Although these results indicate that post-leading-pre firing drives synaptic depression in vivo, whether pre-leading-post pairing reliably drives potentiation was less clear. Pre-leading-post pairing drove significant potentiation in some cells, particularly for PSP amplitude, but other neurons showed no plasticity or nonsignificant depression (Fig. 8). Significant LTP occurred only with pre-leading-post pairing, and not in the absence of postsynaptic spiking, or at other Δt values. Although the potentiation side of the STDP rule was not explored in detail, the general shape of the learning rule (Fig. 8) is similar to STDP measured in vivo in the visual cortex (Meliza and Dan, 2006) and Xenopus tectum (Dan and Poo, 2006). Several factors could have reduced the likelihood of LTP in our experiments, including washout by intracellular dialysis (Malinow and Tsien, 1990; Feldman, 2000), a need for additional pairings, or the possibility that L4-L2/3 synapses may have saturated synaptic strength in vivo because of accrual of LTP by normal whisker use (Takahashi et al., 2003).

Differences in STDP in vivo versus in vitro

Synaptic depression appeared less stable in vivo (5–10 min, although full duration may have been masked by limitations in recording duration) than in vitro (>30 min), consistent with the rapid reversal of LTP and LTD in active networks in vivo (Zhou et al., 2003). In addition, the range of post-leading-pre delays that drove synaptic depression was narrower in vivo (17 or 33 ms for backwards pairing and whole-cell experiments) than at L4-L2/3 synapses in vitro (50–100 ms) (Feldman, 2000; Celikel et al., 2004). This may reflect (1) restriction of STDP by network activity, GABAergic inhibition, or neuromodulation in vivo, (2) a contribution to plasticity in vivo by non-L4-L2/3 synapses with STDP rules with shorter LTD windows (Froemke et al., 2006), or (3) failure to detect modest LTD at longer spike timing delays because of high variability or lability of synaptic plasticity in vivo (Zhou et al., 2003).

In vitro, LTD can be synapse-specific or spread heterosynaptically (Bear and Abraham, 1996; Nishiyama et al., 1999).
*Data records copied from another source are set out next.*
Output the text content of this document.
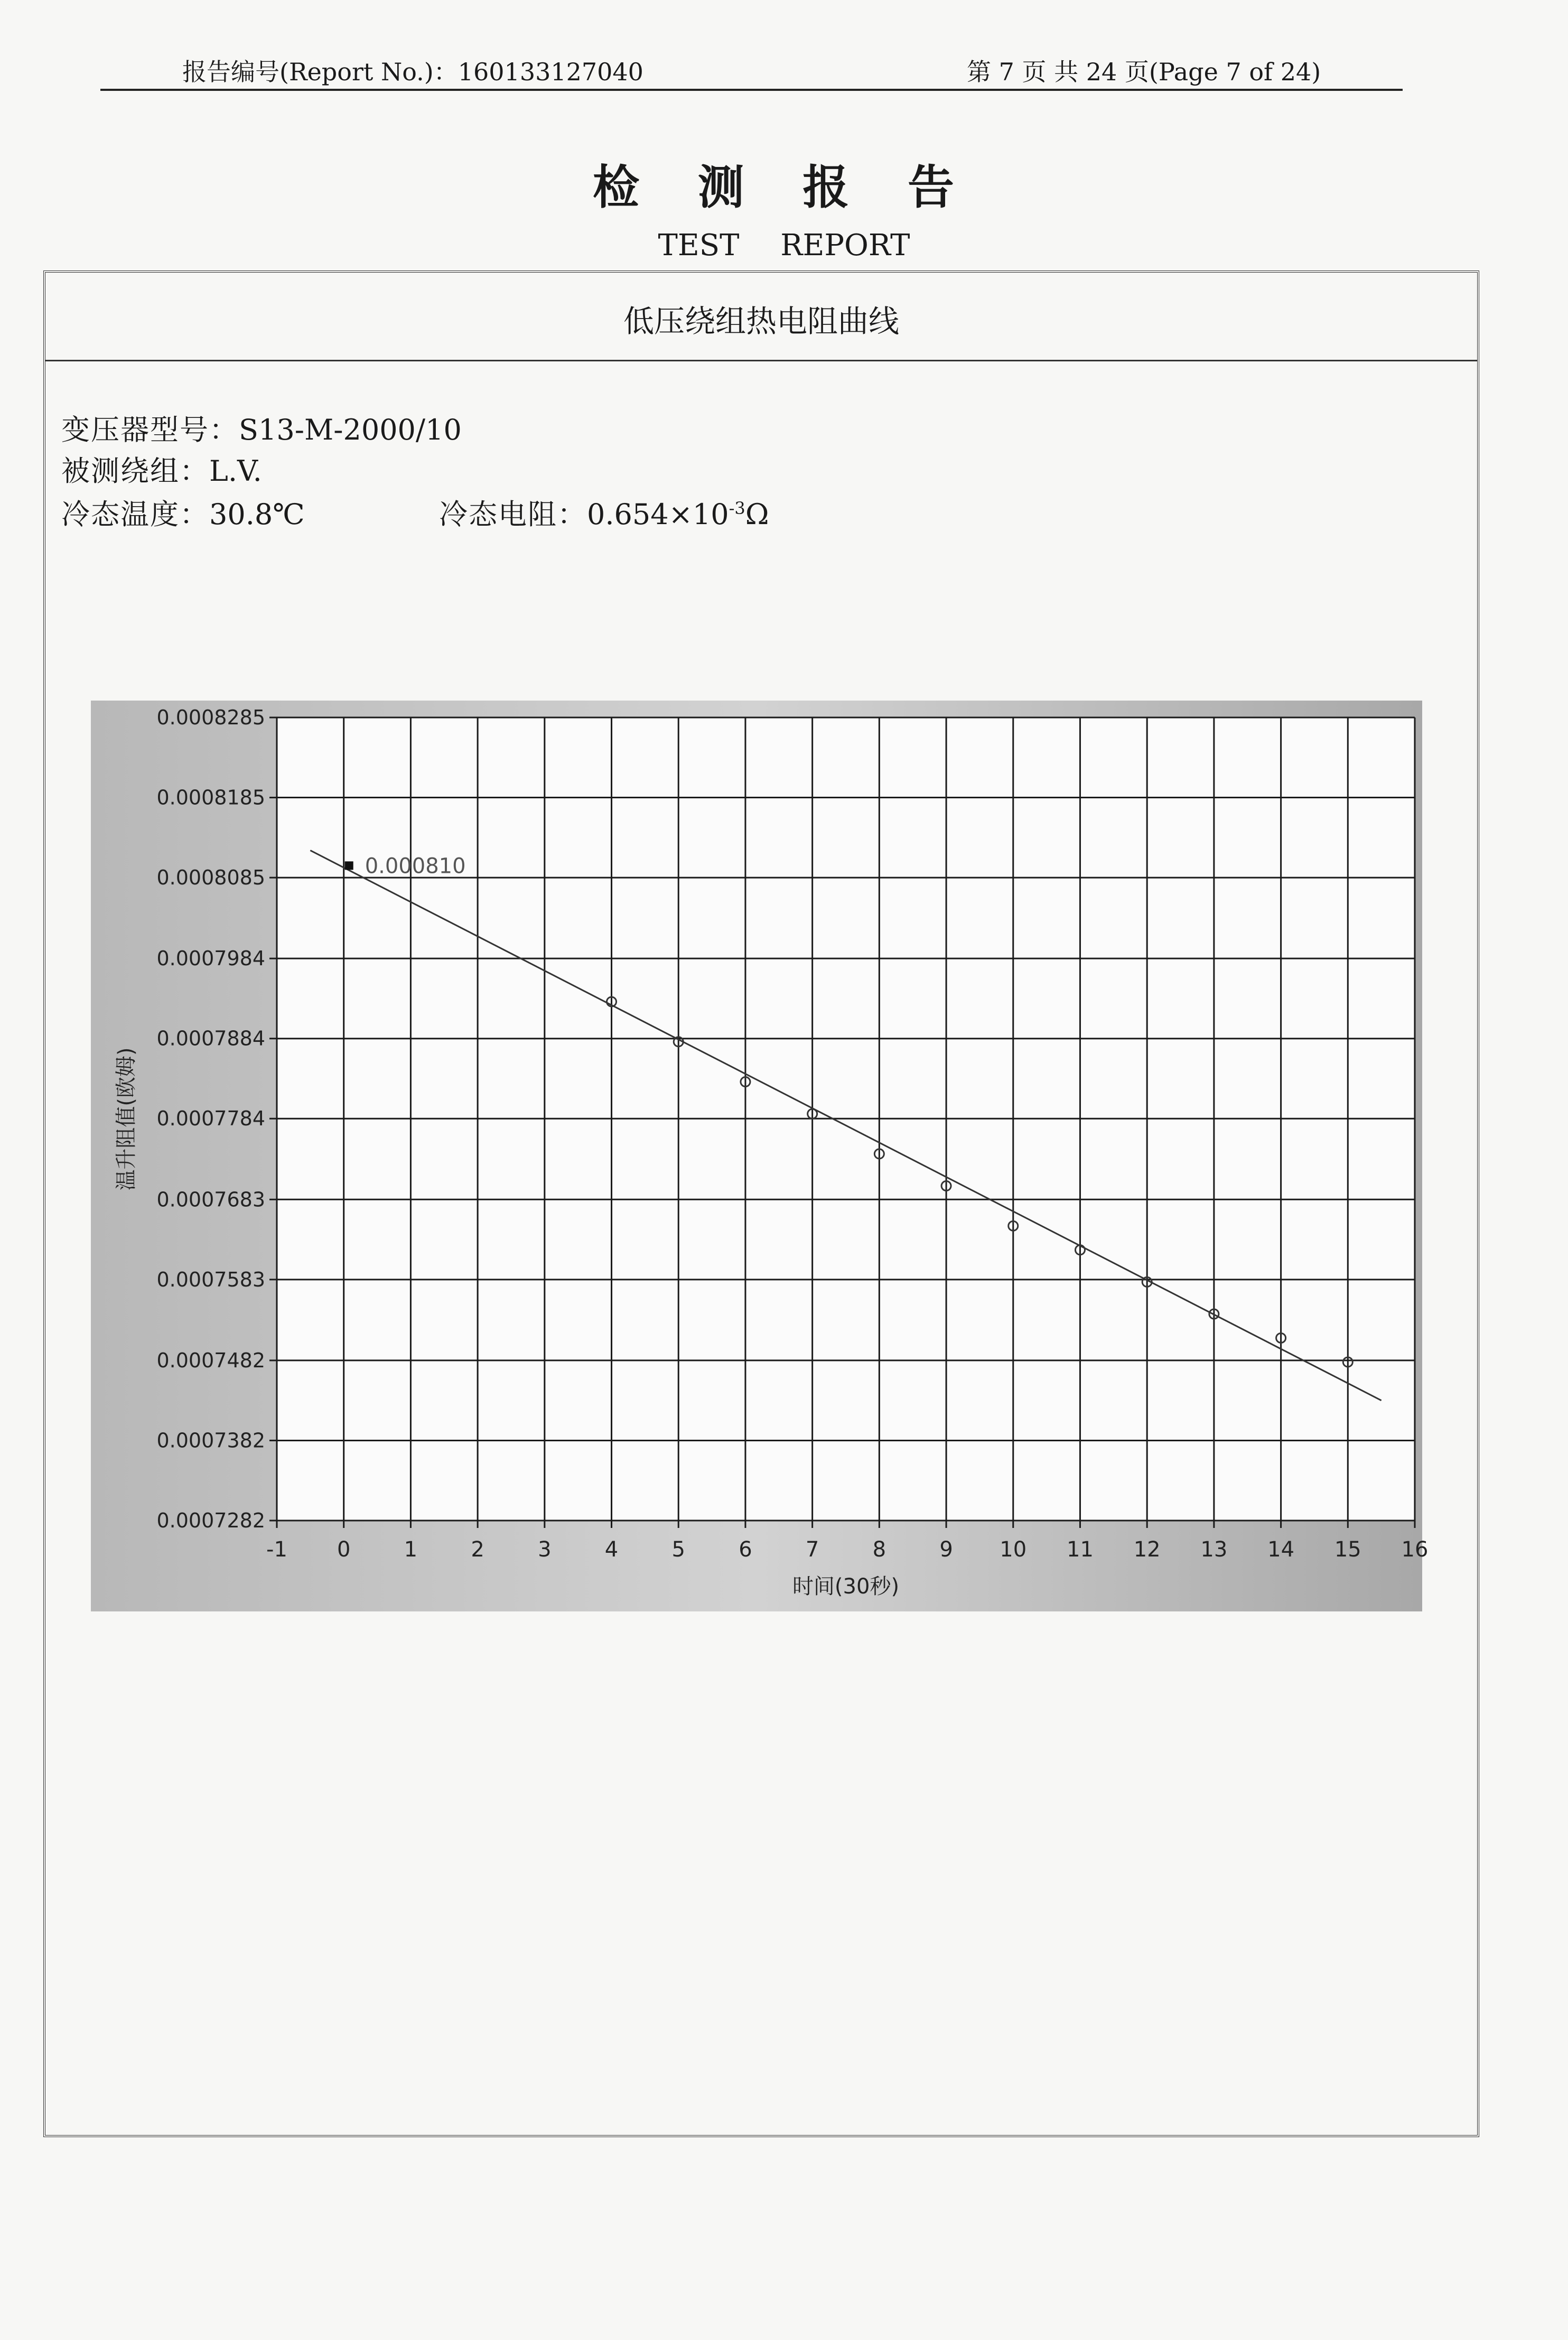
报告编号(Report No.)：160133127040	第 7 页 共 24 页(Page 7 of 24)
检 测 报 告
TEST REPORT
低压绕组热电阻曲线
变压器型号：S13-M-2000/10
被测绕组：L.V.
冷态温度：30.8℃	冷态电阻：$0.654\times 10^{-3}\Omega$
-1 0	1	2	3	4	5	6	7	8	9 10 11 12 13 14 15 16
0.0007282
0.0007382
0.0007482
0.0007583
0.0007683
0.0007784
0.0007884
0.0007984
0.0008085
0.0008185
0.0008285
0.000810
时间(30秒)
温升阻值(欧姆)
In our backwards-pairing experiments in vivo, depression was confined to the paired AW pathway; however, our whole-cell experiments showed modest spread of plasticity from paired (PW) to unpaired (AW) pathways. This discrepancy may be attributable to an inability to detect modest heterosynaptic spread by measuring sensory-evoked spikes, or may indicate that heterosynaptic spread only occurs from PW to AW pathways, not vice versa.
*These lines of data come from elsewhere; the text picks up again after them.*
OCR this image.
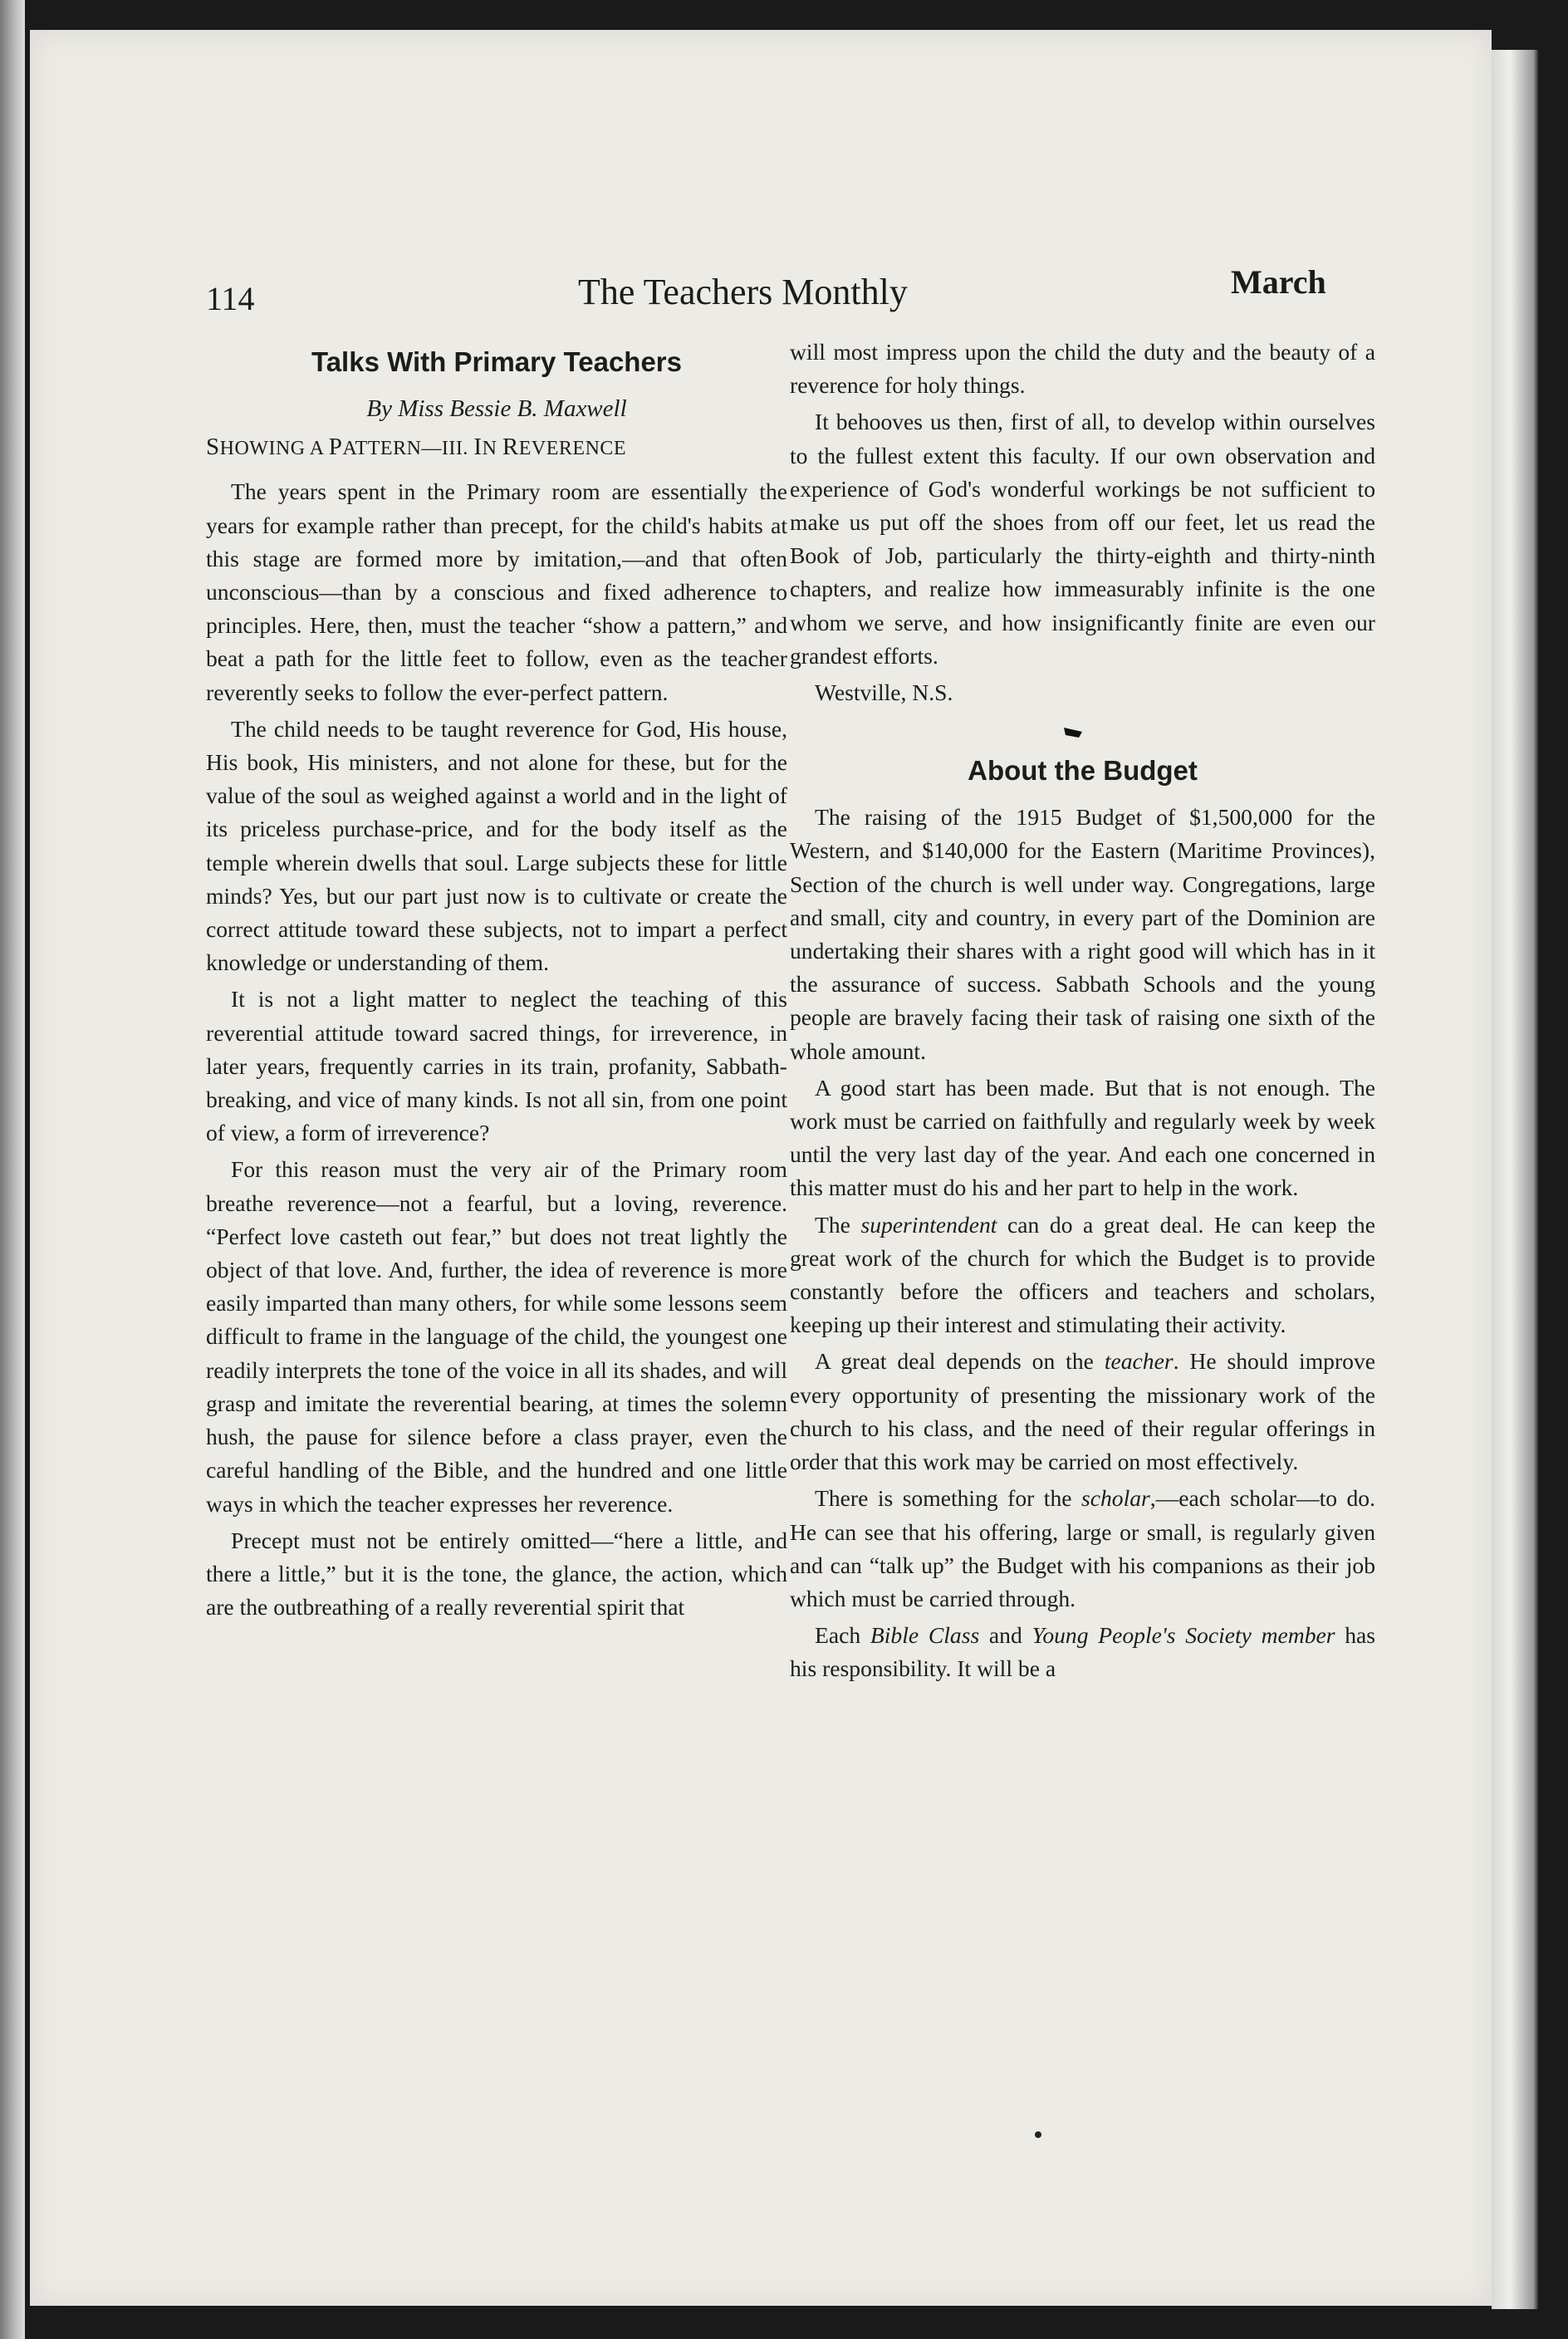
114	The Teachers Monthly	March
Talks With Primary Teachers
By Miss Bessie B. Maxwell
SHOWING A PATTERN—III. IN REVERENCE

The years spent in the Primary room are essentially the years for example rather than precept, for the child's habits at this stage are formed more by imitation,—and that often unconscious—than by a conscious and fixed adherence to principles. Here, then, must the teacher “show a pattern,” and beat a path for the little feet to follow, even as the teacher reverently seeks to follow the ever-perfect pattern.

The child needs to be taught reverence for God, His house, His book, His ministers, and not alone for these, but for the value of the soul as weighed against a world and in the light of its priceless purchase-price, and for the body itself as the temple wherein dwells that soul. Large subjects these for little minds? Yes, but our part just now is to cultivate or create the correct attitude toward these subjects, not to impart a perfect knowledge or understanding of them.

It is not a light matter to neglect the teaching of this reverential attitude toward sacred things, for irreverence, in later years, frequently carries in its train, profanity, Sabbath-breaking, and vice of many kinds. Is not all sin, from one point of view, a form of irreverence?

For this reason must the very air of the Primary room breathe reverence—not a fearful, but a loving, reverence. “Perfect love casteth out fear,” but does not treat lightly the object of that love. And, further, the idea of reverence is more easily imparted than many others, for while some lessons seem difficult to frame in the language of the child, the youngest one readily interprets the tone of the voice in all its shades, and will grasp and imitate the reverential bearing, at times the solemn hush, the pause for silence before a class prayer, even the careful handling of the Bible, and the hundred and one little ways in which the teacher expresses her reverence.

Precept must not be entirely omitted—“here a little, and there a little,” but it is the tone, the glance, the action, which are the outbreathing of a really reverential spirit that

will most impress upon the child the duty and the beauty of a reverence for holy things.

It behooves us then, first of all, to develop within ourselves to the fullest extent this faculty. If our own observation and experience of God's wonderful workings be not sufficient to make us put off the shoes from off our feet, let us read the Book of Job, particularly the thirty-eighth and thirty-ninth chapters, and realize how immeasurably infinite is the one whom we serve, and how insignificantly finite are even our grandest efforts.

Westville, N.S.

About the Budget

The raising of the 1915 Budget of $1,500,000 for the Western, and $140,000 for the Eastern (Maritime Provinces), Section of the church is well under way. Congregations, large and small, city and country, in every part of the Dominion are undertaking their shares with a right good will which has in it the assurance of success. Sabbath Schools and the young people are bravely facing their task of raising one sixth of the whole amount.

A good start has been made. But that is not enough. The work must be carried on faithfully and regularly week by week until the very last day of the year. And each one concerned in this matter must do his and her part to help in the work.

The superintendent can do a great deal. He can keep the great work of the church for which the Budget is to provide constantly before the officers and teachers and scholars, keeping up their interest and stimulating their activity.

A great deal depends on the teacher. He should improve every opportunity of presenting the missionary work of the church to his class, and the need of their regular offerings in order that this work may be carried on most effectively.

There is something for the scholar,—each scholar—to do. He can see that his offering, large or small, is regularly given and can “talk up” the Budget with his companions as their job which must be carried through.

Each Bible Class and Young People's Society member has his responsibility. It will be a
STPD induction in vivo occurs in the context of complex natural spike trains, compared with the simple spike trains typically used to study STDP in vitro. High-frequency natural spike trains impose multiple interactions between presynaptic and postsynaptic spike pairs, each of which may contribute to synaptic depression or potentiation (Sjöström et al., 2001; Froemke and Dan, 2002; Kobayashi and Poo, 2004; Wang et al., 2005; Froemke et al., 2006). The integration of multiple interspike interactions is described by second-order STDP rules that are more complex than first-order rules describing plasticity from isolated pre–post spike pairs. We tested whether various second-order rules quantitatively predicted spike timing-dependent synaptic depression in vivo during backward pairing, which involved irregular, spontaneously emitted postsynaptic spike trains. Only a second-order rule in which the efficacy of each spike in producing synaptic modification is downregulated by previous spikes [“eligibility factor” (Froemke and Dan, 2002)] fit the data better than a firstorder rule. Even this rule, however, only partially explained the variance of plasticity that was observed. This may reflect intrinsically high variability of plasticity in vivo, or the inadequacy of known second-order rules.

Conclusion

These results show that spike timing-dependent synaptic depression can be induced in S1 in vivo by the conjunction of appropriately timed natural sensory stimuli and evoked or natural spikes. Depression is observed in both synaptic potentials and sensoryevoked spikes. Whether spike timing-dependent synaptic potentiation can also occur in vivo remains less clear. These results support the idea that STDP is a relevant learning rule in vivo and may contribute to map plasticity or learning.